Reverting and accepting changes

@Mmd: It would have been nice if the page says it is automatically generated and how to contribute. Zstadler (talk) 12:48, 17 October 2017 (UTC)

Sure: It really only affects the part you were editing, namely chapters 8 + 9. All other chapters don't include automatically generated parts. As an example, please see . I don't know exactly which script is used by Roland, best is to ask him. Mmd (talk) 12:58, 17 October 2017 (UTC)
I would be happy to send a pull request and discuss on GitHub the issues you found. Zstadler (talk) 14:04, 17 October 2017 (UTC)
Ok, great. In any case, I would highly recommend to get in touch with Roland via email and check what his plans are regarding this "in code" documentation, e.g. if/when/how changes you propose via Pull Request will be re-published on the Wiki page. Mmd (talk) 16:48, 17 October 2017 (UTC)

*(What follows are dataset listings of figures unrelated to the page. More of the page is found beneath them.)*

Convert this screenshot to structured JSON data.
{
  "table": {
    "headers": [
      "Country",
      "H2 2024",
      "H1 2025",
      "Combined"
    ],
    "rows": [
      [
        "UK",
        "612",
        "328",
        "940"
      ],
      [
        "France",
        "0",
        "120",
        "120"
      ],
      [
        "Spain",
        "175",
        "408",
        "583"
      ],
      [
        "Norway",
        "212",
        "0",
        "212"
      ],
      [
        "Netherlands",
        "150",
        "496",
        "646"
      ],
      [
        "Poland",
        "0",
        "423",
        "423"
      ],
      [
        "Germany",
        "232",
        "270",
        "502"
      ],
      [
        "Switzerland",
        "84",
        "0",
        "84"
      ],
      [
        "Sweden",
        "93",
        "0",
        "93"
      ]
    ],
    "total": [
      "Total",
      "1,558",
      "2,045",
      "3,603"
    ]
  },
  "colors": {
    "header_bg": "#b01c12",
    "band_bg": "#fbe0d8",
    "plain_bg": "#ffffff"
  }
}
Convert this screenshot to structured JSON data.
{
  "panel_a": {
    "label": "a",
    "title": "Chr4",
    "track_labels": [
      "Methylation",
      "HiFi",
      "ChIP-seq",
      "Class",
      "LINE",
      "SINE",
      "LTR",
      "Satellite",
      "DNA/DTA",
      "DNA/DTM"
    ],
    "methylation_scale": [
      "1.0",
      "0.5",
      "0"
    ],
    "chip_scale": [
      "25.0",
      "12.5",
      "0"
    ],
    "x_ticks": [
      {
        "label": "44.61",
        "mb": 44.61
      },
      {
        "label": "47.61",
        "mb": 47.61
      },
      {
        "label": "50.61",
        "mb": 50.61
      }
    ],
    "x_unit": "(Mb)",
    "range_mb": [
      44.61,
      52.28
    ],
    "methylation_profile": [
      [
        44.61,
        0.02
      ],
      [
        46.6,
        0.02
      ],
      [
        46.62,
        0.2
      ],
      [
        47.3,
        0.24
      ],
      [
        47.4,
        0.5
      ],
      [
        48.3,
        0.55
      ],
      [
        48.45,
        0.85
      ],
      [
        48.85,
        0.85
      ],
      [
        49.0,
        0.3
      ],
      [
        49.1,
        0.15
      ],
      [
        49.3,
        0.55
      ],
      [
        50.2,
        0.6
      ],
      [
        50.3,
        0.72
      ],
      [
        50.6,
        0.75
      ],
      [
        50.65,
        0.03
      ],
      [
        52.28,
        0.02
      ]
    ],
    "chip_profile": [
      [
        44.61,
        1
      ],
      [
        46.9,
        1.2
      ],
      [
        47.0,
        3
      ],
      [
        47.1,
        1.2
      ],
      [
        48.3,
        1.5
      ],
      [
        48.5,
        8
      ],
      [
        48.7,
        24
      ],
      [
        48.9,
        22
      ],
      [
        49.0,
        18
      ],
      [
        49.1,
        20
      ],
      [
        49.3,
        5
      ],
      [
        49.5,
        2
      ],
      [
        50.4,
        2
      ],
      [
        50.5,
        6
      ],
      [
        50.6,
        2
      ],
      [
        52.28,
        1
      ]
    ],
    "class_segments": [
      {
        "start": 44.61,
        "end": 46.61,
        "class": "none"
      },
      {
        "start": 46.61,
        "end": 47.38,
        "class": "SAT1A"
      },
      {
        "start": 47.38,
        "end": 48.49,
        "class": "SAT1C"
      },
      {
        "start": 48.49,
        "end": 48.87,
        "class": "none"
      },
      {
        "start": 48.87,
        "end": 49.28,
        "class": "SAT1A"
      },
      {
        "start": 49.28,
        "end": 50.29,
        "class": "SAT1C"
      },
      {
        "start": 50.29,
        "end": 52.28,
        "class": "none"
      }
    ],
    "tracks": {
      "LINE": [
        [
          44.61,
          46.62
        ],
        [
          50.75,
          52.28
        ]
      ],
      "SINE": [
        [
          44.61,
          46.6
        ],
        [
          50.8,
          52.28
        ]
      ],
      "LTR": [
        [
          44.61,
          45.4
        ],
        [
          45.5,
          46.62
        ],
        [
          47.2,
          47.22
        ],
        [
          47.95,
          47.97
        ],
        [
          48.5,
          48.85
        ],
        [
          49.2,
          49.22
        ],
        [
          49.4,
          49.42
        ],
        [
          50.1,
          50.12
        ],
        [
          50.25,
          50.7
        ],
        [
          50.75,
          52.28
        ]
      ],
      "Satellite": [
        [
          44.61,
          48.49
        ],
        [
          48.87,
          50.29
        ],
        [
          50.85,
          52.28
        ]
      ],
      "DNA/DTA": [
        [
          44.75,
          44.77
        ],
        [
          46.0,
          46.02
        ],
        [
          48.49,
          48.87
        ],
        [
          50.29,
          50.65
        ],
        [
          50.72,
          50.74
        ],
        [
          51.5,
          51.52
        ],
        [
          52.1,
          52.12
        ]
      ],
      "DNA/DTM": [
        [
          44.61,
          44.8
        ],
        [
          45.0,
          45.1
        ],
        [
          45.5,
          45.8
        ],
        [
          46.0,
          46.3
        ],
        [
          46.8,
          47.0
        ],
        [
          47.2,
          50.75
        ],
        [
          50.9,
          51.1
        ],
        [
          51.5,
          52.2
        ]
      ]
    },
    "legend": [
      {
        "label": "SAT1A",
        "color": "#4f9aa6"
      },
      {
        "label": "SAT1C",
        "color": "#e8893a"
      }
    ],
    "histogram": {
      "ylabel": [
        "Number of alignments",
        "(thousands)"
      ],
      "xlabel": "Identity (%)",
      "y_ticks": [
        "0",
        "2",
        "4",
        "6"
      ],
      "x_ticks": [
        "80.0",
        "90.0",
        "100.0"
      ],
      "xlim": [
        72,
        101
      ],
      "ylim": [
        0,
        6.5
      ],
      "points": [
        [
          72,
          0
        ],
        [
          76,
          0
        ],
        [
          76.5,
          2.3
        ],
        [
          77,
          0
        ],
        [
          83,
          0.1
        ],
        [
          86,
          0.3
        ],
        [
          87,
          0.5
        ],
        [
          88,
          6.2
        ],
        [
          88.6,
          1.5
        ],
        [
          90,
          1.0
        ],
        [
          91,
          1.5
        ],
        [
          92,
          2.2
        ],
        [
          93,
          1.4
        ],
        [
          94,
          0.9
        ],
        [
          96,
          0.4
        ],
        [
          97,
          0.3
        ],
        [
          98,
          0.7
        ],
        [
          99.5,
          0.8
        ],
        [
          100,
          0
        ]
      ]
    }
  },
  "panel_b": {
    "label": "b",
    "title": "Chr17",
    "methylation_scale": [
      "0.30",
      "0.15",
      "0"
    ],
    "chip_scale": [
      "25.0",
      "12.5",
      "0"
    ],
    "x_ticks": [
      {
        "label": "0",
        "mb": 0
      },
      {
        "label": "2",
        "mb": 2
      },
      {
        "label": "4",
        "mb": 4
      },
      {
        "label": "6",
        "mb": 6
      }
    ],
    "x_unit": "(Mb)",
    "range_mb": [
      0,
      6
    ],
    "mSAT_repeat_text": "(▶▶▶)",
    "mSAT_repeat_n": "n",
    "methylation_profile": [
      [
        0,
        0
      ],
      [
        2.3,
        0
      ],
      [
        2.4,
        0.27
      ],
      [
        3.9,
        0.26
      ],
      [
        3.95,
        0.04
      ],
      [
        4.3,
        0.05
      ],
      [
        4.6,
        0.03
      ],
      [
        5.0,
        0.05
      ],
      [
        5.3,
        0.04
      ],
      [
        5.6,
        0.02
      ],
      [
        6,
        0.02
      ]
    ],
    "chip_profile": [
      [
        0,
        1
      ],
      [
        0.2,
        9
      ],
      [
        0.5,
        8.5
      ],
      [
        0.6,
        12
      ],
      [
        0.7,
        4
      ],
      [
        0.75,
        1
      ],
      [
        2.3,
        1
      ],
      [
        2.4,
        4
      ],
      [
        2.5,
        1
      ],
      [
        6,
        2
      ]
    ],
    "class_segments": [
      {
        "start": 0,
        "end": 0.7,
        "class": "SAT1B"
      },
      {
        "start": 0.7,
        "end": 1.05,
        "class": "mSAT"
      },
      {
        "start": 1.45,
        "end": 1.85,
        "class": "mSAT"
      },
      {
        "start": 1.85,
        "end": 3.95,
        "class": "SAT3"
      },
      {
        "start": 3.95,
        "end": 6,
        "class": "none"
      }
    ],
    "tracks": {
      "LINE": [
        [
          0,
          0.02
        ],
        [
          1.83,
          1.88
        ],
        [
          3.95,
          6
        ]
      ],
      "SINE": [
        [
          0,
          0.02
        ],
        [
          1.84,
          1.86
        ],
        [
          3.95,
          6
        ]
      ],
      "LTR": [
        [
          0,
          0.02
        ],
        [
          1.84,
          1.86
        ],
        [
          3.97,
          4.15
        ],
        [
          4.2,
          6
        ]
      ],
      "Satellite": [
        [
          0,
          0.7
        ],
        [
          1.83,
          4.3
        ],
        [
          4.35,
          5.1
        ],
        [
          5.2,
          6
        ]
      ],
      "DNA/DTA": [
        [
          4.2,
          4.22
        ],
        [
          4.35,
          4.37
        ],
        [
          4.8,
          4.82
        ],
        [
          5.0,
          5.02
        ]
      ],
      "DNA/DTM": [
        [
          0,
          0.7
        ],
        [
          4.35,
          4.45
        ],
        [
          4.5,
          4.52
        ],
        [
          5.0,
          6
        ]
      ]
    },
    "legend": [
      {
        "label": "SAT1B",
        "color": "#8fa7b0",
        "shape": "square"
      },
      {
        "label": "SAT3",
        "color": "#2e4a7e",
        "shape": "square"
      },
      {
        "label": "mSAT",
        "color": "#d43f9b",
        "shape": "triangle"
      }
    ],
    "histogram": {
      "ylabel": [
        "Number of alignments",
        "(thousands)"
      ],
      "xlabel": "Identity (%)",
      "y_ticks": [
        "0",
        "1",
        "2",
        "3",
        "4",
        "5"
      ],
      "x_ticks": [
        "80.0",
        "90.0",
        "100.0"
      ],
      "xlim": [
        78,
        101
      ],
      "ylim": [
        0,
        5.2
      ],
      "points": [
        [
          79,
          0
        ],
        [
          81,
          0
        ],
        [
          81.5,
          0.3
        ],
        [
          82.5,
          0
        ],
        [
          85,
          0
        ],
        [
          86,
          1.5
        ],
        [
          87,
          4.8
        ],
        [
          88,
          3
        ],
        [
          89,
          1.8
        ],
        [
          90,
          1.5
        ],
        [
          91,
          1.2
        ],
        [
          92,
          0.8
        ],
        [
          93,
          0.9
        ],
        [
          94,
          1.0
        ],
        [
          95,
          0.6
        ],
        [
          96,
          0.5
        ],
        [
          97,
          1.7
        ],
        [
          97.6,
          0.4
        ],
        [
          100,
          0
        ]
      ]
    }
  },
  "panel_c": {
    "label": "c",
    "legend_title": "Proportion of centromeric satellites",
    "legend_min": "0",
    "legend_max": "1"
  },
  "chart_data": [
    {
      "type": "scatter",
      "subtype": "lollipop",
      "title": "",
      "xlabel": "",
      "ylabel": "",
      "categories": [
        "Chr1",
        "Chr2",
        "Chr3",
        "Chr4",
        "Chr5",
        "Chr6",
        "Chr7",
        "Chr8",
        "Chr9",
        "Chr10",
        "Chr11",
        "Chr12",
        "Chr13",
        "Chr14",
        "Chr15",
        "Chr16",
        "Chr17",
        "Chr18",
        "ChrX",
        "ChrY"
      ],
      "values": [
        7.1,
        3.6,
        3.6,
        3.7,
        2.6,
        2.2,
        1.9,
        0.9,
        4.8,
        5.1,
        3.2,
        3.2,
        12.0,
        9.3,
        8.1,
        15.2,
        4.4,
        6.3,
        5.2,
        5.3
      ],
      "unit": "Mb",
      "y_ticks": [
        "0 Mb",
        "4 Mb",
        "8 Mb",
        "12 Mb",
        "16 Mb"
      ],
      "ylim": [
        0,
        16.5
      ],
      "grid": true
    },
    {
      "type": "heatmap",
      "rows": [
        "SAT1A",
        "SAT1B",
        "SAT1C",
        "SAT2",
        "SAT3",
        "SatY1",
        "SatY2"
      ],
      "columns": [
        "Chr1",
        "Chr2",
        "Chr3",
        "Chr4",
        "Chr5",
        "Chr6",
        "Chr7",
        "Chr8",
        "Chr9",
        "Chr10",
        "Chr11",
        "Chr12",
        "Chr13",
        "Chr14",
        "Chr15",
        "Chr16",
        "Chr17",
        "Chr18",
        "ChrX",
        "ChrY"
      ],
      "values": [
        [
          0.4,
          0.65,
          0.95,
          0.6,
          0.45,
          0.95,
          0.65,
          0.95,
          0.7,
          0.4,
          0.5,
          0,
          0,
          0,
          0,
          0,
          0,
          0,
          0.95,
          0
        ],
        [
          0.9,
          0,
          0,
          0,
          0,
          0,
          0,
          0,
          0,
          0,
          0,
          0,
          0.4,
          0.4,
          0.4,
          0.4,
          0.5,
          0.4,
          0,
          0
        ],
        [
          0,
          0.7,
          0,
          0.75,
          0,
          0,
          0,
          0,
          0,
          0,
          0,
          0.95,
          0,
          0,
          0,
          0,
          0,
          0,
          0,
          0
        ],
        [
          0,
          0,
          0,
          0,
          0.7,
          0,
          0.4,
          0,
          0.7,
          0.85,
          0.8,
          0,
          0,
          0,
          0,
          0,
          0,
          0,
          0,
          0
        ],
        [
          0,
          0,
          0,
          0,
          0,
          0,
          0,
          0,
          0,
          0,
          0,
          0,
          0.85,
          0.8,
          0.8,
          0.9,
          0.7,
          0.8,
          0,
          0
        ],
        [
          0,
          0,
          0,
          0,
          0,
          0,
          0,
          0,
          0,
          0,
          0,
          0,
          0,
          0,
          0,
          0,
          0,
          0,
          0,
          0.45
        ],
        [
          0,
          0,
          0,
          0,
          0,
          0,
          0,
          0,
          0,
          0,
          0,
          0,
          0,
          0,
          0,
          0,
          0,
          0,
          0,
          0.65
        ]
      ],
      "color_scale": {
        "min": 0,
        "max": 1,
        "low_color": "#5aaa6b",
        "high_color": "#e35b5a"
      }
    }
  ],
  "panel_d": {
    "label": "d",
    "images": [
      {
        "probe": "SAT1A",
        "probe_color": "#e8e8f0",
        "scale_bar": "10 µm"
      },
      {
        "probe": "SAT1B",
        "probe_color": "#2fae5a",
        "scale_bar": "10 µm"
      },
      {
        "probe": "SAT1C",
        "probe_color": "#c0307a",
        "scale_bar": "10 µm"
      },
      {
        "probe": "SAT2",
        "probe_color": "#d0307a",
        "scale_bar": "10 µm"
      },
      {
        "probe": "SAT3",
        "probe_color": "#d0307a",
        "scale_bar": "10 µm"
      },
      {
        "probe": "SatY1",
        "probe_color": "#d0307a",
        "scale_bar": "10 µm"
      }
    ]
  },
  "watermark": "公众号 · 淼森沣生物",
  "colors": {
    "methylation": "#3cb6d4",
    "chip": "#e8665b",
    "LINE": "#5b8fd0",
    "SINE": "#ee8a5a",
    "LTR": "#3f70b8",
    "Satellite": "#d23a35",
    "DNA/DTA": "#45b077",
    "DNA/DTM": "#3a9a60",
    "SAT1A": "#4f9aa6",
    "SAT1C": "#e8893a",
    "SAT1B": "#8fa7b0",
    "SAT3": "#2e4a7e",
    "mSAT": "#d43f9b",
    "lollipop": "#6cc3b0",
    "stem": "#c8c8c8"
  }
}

I'm not that strict on changes. I do understand what Mmd says and agree with the objectives. It is probably a less-than-optimal idea to change documentation without changing to code because the code may have error messages relying on the notions in documentation. Or the notion may have already been used elsewhere in the wiki.

However, I will not steamroll the content of this page (not even chapter 8 + 9). When there is time for the next release then I will do a diff on the content to the content copied from the source code and merge back to the source code the changes I have found.

In the given case, I suggest to

  • leave a comment in the wiki: "Suggestion: rename the aggregator union to unique"
  • write a hint in the clear text like "not to be confused with the statement union"

Thank you for the suggested change, it is by the way a good idea. -- drolbr

Regular expression dialect

There are several different regular expression dialects. It would be nice to have a link to the syntax of the regular expression package used by Overpass. Zstadler (talk) 12:07, 20 October 2017 (UTC)

Currently, POSIX extended regular expressions are being used by default, see Mmd (talk) 12:15, 20 October 2017 (UTC)
Thanks! It seems like POSIX extended regular expressions would not allow the use of Unicode hex values instead of the characters themselves... Zstadler (talk) 14:03, 20 October 2017 (UTC)
Right, there's an open issue for this: Mmd (talk) 14:17, 20 October 2017 (UTC)